Twenty-two-year-old Ludy, 15-year-old Glodi and 14-year-old Jospin arrived in September of that year. In October, Henriette followed with 12-year-old twins Marie and Christian, and 8-year-old Maradie. A woman who runs a Christian relief organization helped them acquire a tiny two-bedroom apartment.

She also introduced the Kingombes to her niece who was adopting two Congolese children. It was at a party held by the niece that the Kingombes met a miracle in the form of a Bainbridge Islander. “When I first met Kims and Henriette, she was pregnant,” the woman, who wishes to remain anonymous, recalled.

“Kims started introducing his children and there was so much beautiful respect from the kids. I had to know more.” Kingombe described the agony and the ecstasy of his situation. He was elated to finally be reunited with his family, but at the same time deeply concerned about how he would provide for them after selling his business and losing his second job.

“Well, God, it’s pretty obvious why I’m here,” the woman from Bainbridge thought, after hearing his story. She first offered Kingombe work on her Bainbridge Island farm. After visiting baby Anoint in the family’s cramped quarters, she realized they needed to live in a tranquil, safe place with great schools what better place than the farm itself?

And since she left every winter, there was plenty of room. “It’s hard to explain the kind of heart they have,” Kingombe said of his sponsors. “You don’t see them only God. “I love living on Bainbridge Island,” he said. “There is no discrimination.

Neighbors stop by and are genuinely interested in how we are doing.” The children are adjusting well. Now 10, Maradie feels they are the “cool kids” at school. Christian plans to study law, and his twin, Marie, wants to be a doctor.

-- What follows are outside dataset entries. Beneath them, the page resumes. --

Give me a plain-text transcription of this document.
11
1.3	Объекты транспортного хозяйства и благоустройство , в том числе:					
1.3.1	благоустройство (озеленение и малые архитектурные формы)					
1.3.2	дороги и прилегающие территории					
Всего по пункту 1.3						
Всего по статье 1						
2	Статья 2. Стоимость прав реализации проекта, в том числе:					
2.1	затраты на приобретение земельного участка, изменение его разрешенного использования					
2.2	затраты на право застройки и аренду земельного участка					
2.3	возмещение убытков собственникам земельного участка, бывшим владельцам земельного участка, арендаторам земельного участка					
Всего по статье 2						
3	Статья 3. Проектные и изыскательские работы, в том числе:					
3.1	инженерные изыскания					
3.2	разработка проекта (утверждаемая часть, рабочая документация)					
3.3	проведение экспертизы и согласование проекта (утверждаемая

“I miss my relatives and best friend in the Congo, but I think I will have a better life here,” Marie said. “One day I dreamt I went back to the Congo to build schools and help people who live outdoors get houses.”

A permanent place to live is what the Kingombes now seek, and a job for Kims—both on Bainbridge Island. “They deserve this beautiful community,” said their sponsor, whose extended family comes to live with her on the farm in the summer.

“And I think the community needs them.” Ludy didn’t leave the wedding reception with her new husband. Instead, his family granted the Kingombes’ request to keep her a few more days. After so many years apart, every moment together on this island sanctuary matters.